Çorabatır yaklaşık bir yıldır İçişleri Bakanlığı politikaları nedeniyle sığınma arayanlara erişimlerinde, insanların da sığınma sistemine erişiminde sorunlar olduğunu anlatıyor.
"Oysa erişmemiz gerek. Kumkapı'da tutulan insanların arasında mülteciler de var. Sorunlarının çözülmesi gerek."
Kalabalık, yetersiz yiyecek, iletişimsizlik, süresiz kapalı tutulma
Helsinki Yurttaşlar Derneği (hYd) Mülteci Programı'ndan Özlem Dalkıran Kumkapı'daki 700'ü aşan nüfusun kalabalık olduğunu söylüyor.
Buradaki yabancılar ayrıca, yetersiz yemeklerden, dışarıyla iletişimlerinin ve sığınma sistemine erişimlerinin engellenmesinden yakınıyorlar. Bazıları bir yıldan fazladır burada tutulduklarını, BM sistemine erişmelerinin engellendiğini söylüyor.
Dalkıran "Devlet bu insanları yakalayıp kendi gözetimi altına alıyor. Asgari insani yaşama koşullarını sağlaması gerekiyor. Herkese uyunabilecek yatak, besleyiciliği olan gıda, sağlık hizmetlerine erişim, dış dünyayla iletişim sağlanmalı. Paraları varsa telefon edebiliyorlar. Ama böyle bir isyandan sonra bu hakları da ellerinden alınabiliyor" diye konuşuyor.

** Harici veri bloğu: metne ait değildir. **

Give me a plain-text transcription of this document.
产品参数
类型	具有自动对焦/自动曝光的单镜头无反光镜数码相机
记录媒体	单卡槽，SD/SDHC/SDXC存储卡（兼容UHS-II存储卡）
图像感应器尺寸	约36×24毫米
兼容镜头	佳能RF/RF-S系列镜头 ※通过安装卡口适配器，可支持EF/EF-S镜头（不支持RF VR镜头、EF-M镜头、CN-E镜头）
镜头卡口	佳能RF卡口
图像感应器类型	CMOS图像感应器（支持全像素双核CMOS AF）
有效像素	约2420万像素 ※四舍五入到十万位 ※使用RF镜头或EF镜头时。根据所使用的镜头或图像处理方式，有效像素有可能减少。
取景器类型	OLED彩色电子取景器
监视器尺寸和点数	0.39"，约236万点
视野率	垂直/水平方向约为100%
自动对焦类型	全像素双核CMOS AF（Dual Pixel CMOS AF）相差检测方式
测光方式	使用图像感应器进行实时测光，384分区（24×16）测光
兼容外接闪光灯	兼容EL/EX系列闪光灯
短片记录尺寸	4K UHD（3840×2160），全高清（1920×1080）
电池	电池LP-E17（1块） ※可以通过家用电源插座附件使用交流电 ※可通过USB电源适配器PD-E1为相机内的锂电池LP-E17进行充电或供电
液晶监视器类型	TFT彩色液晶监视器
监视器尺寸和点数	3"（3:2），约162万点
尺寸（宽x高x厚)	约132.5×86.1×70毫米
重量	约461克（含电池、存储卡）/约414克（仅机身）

"İltica talepleri görmezde geliniyor"
Dalkıran "İltica başvurusunda bulunmak istiyorum" diyenlerin UNHCR ve Dışişleri Bakanlığı'nın iltica prosedürlerine alınması gerektiğini, ama bunun yapılmadığını anlatıyor:
"Emniyet görevlileri yargıçlık yapamaz; kimin mülteci olup olmadığına kendi başlarına karar veremez. İddialara göre sözlü başvurular zaten ciddiye alınmıyor; yazılı olanların da görmezden gelindiği hatta yırtıldığı söyleniyor."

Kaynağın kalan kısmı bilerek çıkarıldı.